Lynette Barr, a grade 6 teacher at Pentland Primary School in Bacchus Marsh, embeds games into every part of the curriculum, devoting 20% of class time to games-based learning. Since her students’ writing was not very descriptive, she turned to Super Scribblenauts on Nintendo DS. Some students work with online maths-based puzzles, others chart bowling scores in Wii Sports for a maths activity.

Lately, the class has started exploring maths by running, jumping and throwing in Olympic sports on Xbox Connect. The teacher wrote a program “using Connect sports linking with Olympic sports, that works with the maths and the numbers from the children’s results … They have become really good at picking out the learning that’s occurring when they play games like this and link it to what we are focusing on”.
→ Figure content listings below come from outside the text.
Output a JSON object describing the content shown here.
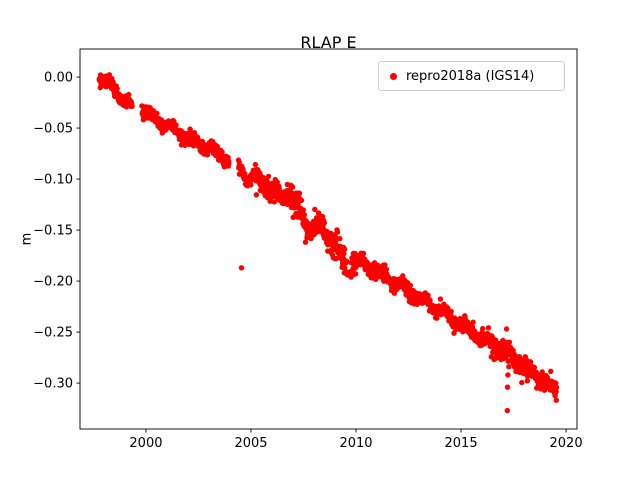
{
  "chart_data": {
    "type": "scatter",
    "title": "RLAP E",
    "xlabel": "",
    "ylabel": "m",
    "xlim": [
      1996.86,
      2020.52
    ],
    "ylim": [
      -0.345,
      0.0275
    ],
    "xticks": [
      2000,
      2005,
      2010,
      2015,
      2020
    ],
    "xtick_labels": [
      "2000",
      "2005",
      "2010",
      "2015",
      "2020"
    ],
    "yticks": [
      0.0,
      -0.05,
      -0.1,
      -0.15,
      -0.2,
      -0.25,
      -0.3
    ],
    "ytick_labels": [
      "0.00",
      "−0.05",
      "−0.10",
      "−0.15",
      "−0.20",
      "−0.25",
      "−0.30"
    ],
    "grid": false,
    "legend": {
      "label": "repro2018a (IGS14)",
      "position": "upper right",
      "marker": "dot",
      "marker_color": "#ff0000"
    },
    "series": [
      {
        "name": "repro2018a (IGS14)",
        "color": "#ff0000",
        "marker": "circle",
        "marker_radius_px": 2.7,
        "t_start": 1997.78,
        "t_end": 2019.55,
        "sample_step_years": 0.012,
        "seed": 20180101,
        "seasonal_amplitude": 0.0035,
        "trend_anchors": [
          [
            1997.78,
            -0.001
          ],
          [
            1998.1,
            -0.005
          ],
          [
            1998.45,
            -0.012
          ],
          [
            1998.8,
            -0.02
          ],
          [
            1999.15,
            -0.027
          ],
          [
            1999.9,
            -0.033
          ],
          [
            2000.4,
            -0.04
          ],
          [
            2000.95,
            -0.048
          ],
          [
            2001.5,
            -0.054
          ],
          [
            2002.2,
            -0.062
          ],
          [
            2003.0,
            -0.071
          ],
          [
            2003.9,
            -0.081
          ],
          [
            2004.55,
            -0.09
          ],
          [
            2004.9,
            -0.101
          ],
          [
            2005.3,
            -0.098
          ],
          [
            2005.9,
            -0.11
          ],
          [
            2006.4,
            -0.118
          ],
          [
            2006.75,
            -0.113
          ],
          [
            2007.1,
            -0.126
          ],
          [
            2007.5,
            -0.139
          ],
          [
            2007.9,
            -0.149
          ],
          [
            2008.3,
            -0.144
          ],
          [
            2008.7,
            -0.158
          ],
          [
            2009.1,
            -0.168
          ],
          [
            2009.45,
            -0.184
          ],
          [
            2009.62,
            -0.193
          ],
          [
            2009.9,
            -0.179
          ],
          [
            2010.4,
            -0.184
          ],
          [
            2011.0,
            -0.191
          ],
          [
            2012.0,
            -0.203
          ],
          [
            2013.0,
            -0.216
          ],
          [
            2014.0,
            -0.229
          ],
          [
            2015.0,
            -0.243
          ],
          [
            2016.0,
            -0.256
          ],
          [
            2017.0,
            -0.27
          ],
          [
            2018.0,
            -0.284
          ],
          [
            2019.0,
            -0.298
          ],
          [
            2019.55,
            -0.308
          ]
        ],
        "noise_windows": [
          [
            1997.7,
            2005.2,
            0.0032
          ],
          [
            2005.2,
            2010.0,
            0.0062
          ],
          [
            2010.0,
            2016.3,
            0.0035
          ],
          [
            2016.3,
            2018.2,
            0.0058
          ],
          [
            2018.2,
            2019.6,
            0.0035
          ]
        ],
        "gaps": [
          [
            1999.35,
            1999.8
          ],
          [
            2003.95,
            2004.4
          ],
          [
            2009.63,
            2009.76
          ]
        ],
        "outliers": [
          [
            2004.55,
            -0.187
          ],
          [
            2017.17,
            -0.247
          ],
          [
            2017.2,
            -0.327
          ],
          [
            2017.21,
            -0.304
          ],
          [
            2017.23,
            -0.292
          ]
        ]
      }
    ]
  }
}
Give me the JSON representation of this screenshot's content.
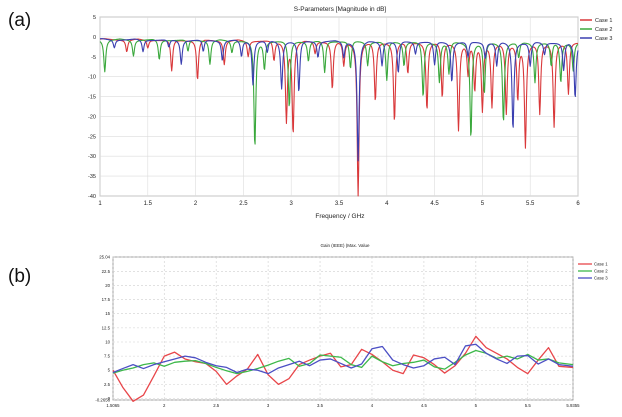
{
  "panels": {
    "a_label": "(a)",
    "b_label": "(b)"
  },
  "chart_data": [
    {
      "type": "line",
      "title": "S-Parameters [Magnitude in dB]",
      "xlabel": "Frequency / GHz",
      "ylabel": "",
      "xlim": [
        1,
        6
      ],
      "ylim": [
        -40,
        5
      ],
      "xticks": [
        "1",
        "1.5",
        "2",
        "2.5",
        "3",
        "3.5",
        "4",
        "4.5",
        "5",
        "5.5",
        "6"
      ],
      "yticks": [
        "5",
        "0",
        "-5",
        "-10",
        "-15",
        "-20",
        "-25",
        "-30",
        "-35",
        "-40"
      ],
      "grid": true,
      "legend_position": "top-right",
      "series": [
        {
          "name": "Case 1",
          "color": "#d9383a",
          "dips": [
            [
              1.28,
              -3
            ],
            [
              1.5,
              -2
            ],
            [
              1.75,
              -8
            ],
            [
              2.02,
              -10
            ],
            [
              2.3,
              -6
            ],
            [
              2.55,
              -4
            ],
            [
              2.82,
              -5
            ],
            [
              2.95,
              -20
            ],
            [
              3.02,
              -23
            ],
            [
              3.25,
              -3
            ],
            [
              3.43,
              -12
            ],
            [
              3.55,
              -6
            ],
            [
              3.7,
              -39
            ],
            [
              3.88,
              -15
            ],
            [
              4.08,
              -20
            ],
            [
              4.22,
              -8
            ],
            [
              4.42,
              -17
            ],
            [
              4.58,
              -14
            ],
            [
              4.75,
              -22
            ],
            [
              4.85,
              -8
            ],
            [
              4.92,
              -12
            ],
            [
              5.0,
              -17
            ],
            [
              5.1,
              -16
            ],
            [
              5.25,
              -18
            ],
            [
              5.37,
              -14
            ],
            [
              5.45,
              -26
            ],
            [
              5.6,
              -18
            ],
            [
              5.75,
              -21
            ],
            [
              5.9,
              -13
            ]
          ]
        },
        {
          "name": "Case 2",
          "color": "#3aa83c",
          "dips": [
            [
              1.05,
              -8
            ],
            [
              1.35,
              -4
            ],
            [
              1.62,
              -5
            ],
            [
              1.92,
              -3
            ],
            [
              2.15,
              -6
            ],
            [
              2.38,
              -3
            ],
            [
              2.62,
              -27
            ],
            [
              2.72,
              -7
            ],
            [
              2.98,
              -17
            ],
            [
              3.18,
              -5
            ],
            [
              3.35,
              -8
            ],
            [
              3.62,
              -7
            ],
            [
              3.8,
              -6
            ],
            [
              4.0,
              -10
            ],
            [
              4.18,
              -6
            ],
            [
              4.38,
              -14
            ],
            [
              4.55,
              -10
            ],
            [
              4.65,
              -8
            ],
            [
              4.88,
              -24
            ],
            [
              5.02,
              -13
            ],
            [
              5.22,
              -20
            ],
            [
              5.38,
              -4
            ],
            [
              5.55,
              -10
            ],
            [
              5.72,
              -6
            ],
            [
              5.82,
              -10
            ],
            [
              5.95,
              -7
            ]
          ]
        },
        {
          "name": "Case 3",
          "color": "#3a3fb0",
          "dips": [
            [
              1.15,
              -2
            ],
            [
              1.45,
              -3
            ],
            [
              1.72,
              -2
            ],
            [
              1.85,
              -6
            ],
            [
              2.08,
              -3
            ],
            [
              2.28,
              -5
            ],
            [
              2.48,
              -4
            ],
            [
              2.6,
              -11
            ],
            [
              2.75,
              -3
            ],
            [
              2.9,
              -12
            ],
            [
              3.08,
              -13
            ],
            [
              3.28,
              -4
            ],
            [
              3.55,
              -4
            ],
            [
              3.7,
              -30
            ],
            [
              3.95,
              -6
            ],
            [
              4.12,
              -8
            ],
            [
              4.3,
              -3
            ],
            [
              4.5,
              -6
            ],
            [
              4.68,
              -10
            ],
            [
              4.85,
              -4
            ],
            [
              5.03,
              -4
            ],
            [
              5.15,
              -6
            ],
            [
              5.32,
              -22
            ],
            [
              5.5,
              -6
            ],
            [
              5.65,
              -3
            ],
            [
              5.85,
              -7
            ],
            [
              5.97,
              -14
            ]
          ]
        }
      ]
    },
    {
      "type": "line",
      "title": "Gain (IEEE) (Max. Value",
      "xlabel": "",
      "ylabel": "",
      "xlim": [
        1.5065,
        5.9355
      ],
      "ylim": [
        -0.2656,
        25.04
      ],
      "xticks": [
        "1.5065",
        "2",
        "2.5",
        "3",
        "3.5",
        "4",
        "4.5",
        "5",
        "5.5",
        "5.9355"
      ],
      "yticks": [
        "25.04",
        "22.5",
        "20",
        "17.5",
        "15",
        "12.5",
        "10",
        "7.5",
        "5",
        "2.5",
        "0",
        "-0.2656"
      ],
      "grid": true,
      "legend_position": "top-right",
      "x": [
        1.5065,
        1.6,
        1.7,
        1.8,
        1.9,
        2.0,
        2.1,
        2.2,
        2.3,
        2.4,
        2.5,
        2.6,
        2.7,
        2.8,
        2.9,
        3.0,
        3.1,
        3.2,
        3.3,
        3.4,
        3.5,
        3.6,
        3.7,
        3.8,
        3.9,
        4.0,
        4.1,
        4.2,
        4.3,
        4.4,
        4.5,
        4.6,
        4.7,
        4.8,
        4.9,
        5.0,
        5.1,
        5.2,
        5.3,
        5.4,
        5.5,
        5.6,
        5.7,
        5.8,
        5.9355
      ],
      "series": [
        {
          "name": "Case 1",
          "color": "#e8464a",
          "values": [
            5.0,
            2.0,
            -0.5,
            0.6,
            4.0,
            7.5,
            8.2,
            7.0,
            6.5,
            6.2,
            4.8,
            2.5,
            4.0,
            5.2,
            7.8,
            4.2,
            2.5,
            3.5,
            6.0,
            6.8,
            7.5,
            8.0,
            5.6,
            6.0,
            8.7,
            7.8,
            6.5,
            5.0,
            4.4,
            7.7,
            7.2,
            6.0,
            4.5,
            5.8,
            8.0,
            11.0,
            9.0,
            8.0,
            7.0,
            5.5,
            4.4,
            6.8,
            9.0,
            5.7,
            5.5
          ]
        },
        {
          "name": "Case 2",
          "color": "#3db84a",
          "values": [
            4.5,
            5.0,
            5.4,
            6.0,
            6.3,
            5.7,
            6.4,
            6.6,
            6.7,
            6.2,
            5.5,
            4.9,
            4.4,
            4.8,
            5.3,
            5.9,
            6.6,
            7.1,
            5.7,
            6.2,
            7.7,
            7.5,
            7.3,
            6.0,
            5.5,
            7.5,
            6.5,
            5.8,
            6.2,
            6.4,
            6.8,
            5.6,
            5.2,
            6.4,
            7.7,
            8.5,
            8.0,
            7.1,
            7.5,
            7.0,
            7.8,
            6.8,
            7.0,
            6.3,
            6.0
          ]
        },
        {
          "name": "Case 3",
          "color": "#4c4fc4",
          "values": [
            4.6,
            5.3,
            6.0,
            5.3,
            6.0,
            6.5,
            7.0,
            7.5,
            7.2,
            6.4,
            5.8,
            5.5,
            4.6,
            5.2,
            5.0,
            4.4,
            5.4,
            6.0,
            6.6,
            5.8,
            6.8,
            7.0,
            6.2,
            5.4,
            6.1,
            8.8,
            9.2,
            6.8,
            6.0,
            5.4,
            5.8,
            7.0,
            7.3,
            6.0,
            9.3,
            9.6,
            8.0,
            7.0,
            6.2,
            7.5,
            7.6,
            6.1,
            7.0,
            6.0,
            5.7
          ]
        }
      ]
    }
  ]
}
The reporter writes that what happens in that classroom is “symbolic of the way technology is changing the school experience”. I would say that this is symbolic of how the “school experience” (*)can be changed by a bit of money (DS, XBox etc… are far from being surely available to all children) and, above all, by the presence of a competent and motivated teacher. There are thousands of classes worldwide where all students have those gadgets, but nothing changes simply because the teacher is still stuck to paper, chalk and blackboard. What do you think?

(*) “school experience” sounds to me a bit too much like “user experience”, as in “giving fancy names to how you’d use our product, so you’ll feel good buying it”. But hey, that’s what the source calls it.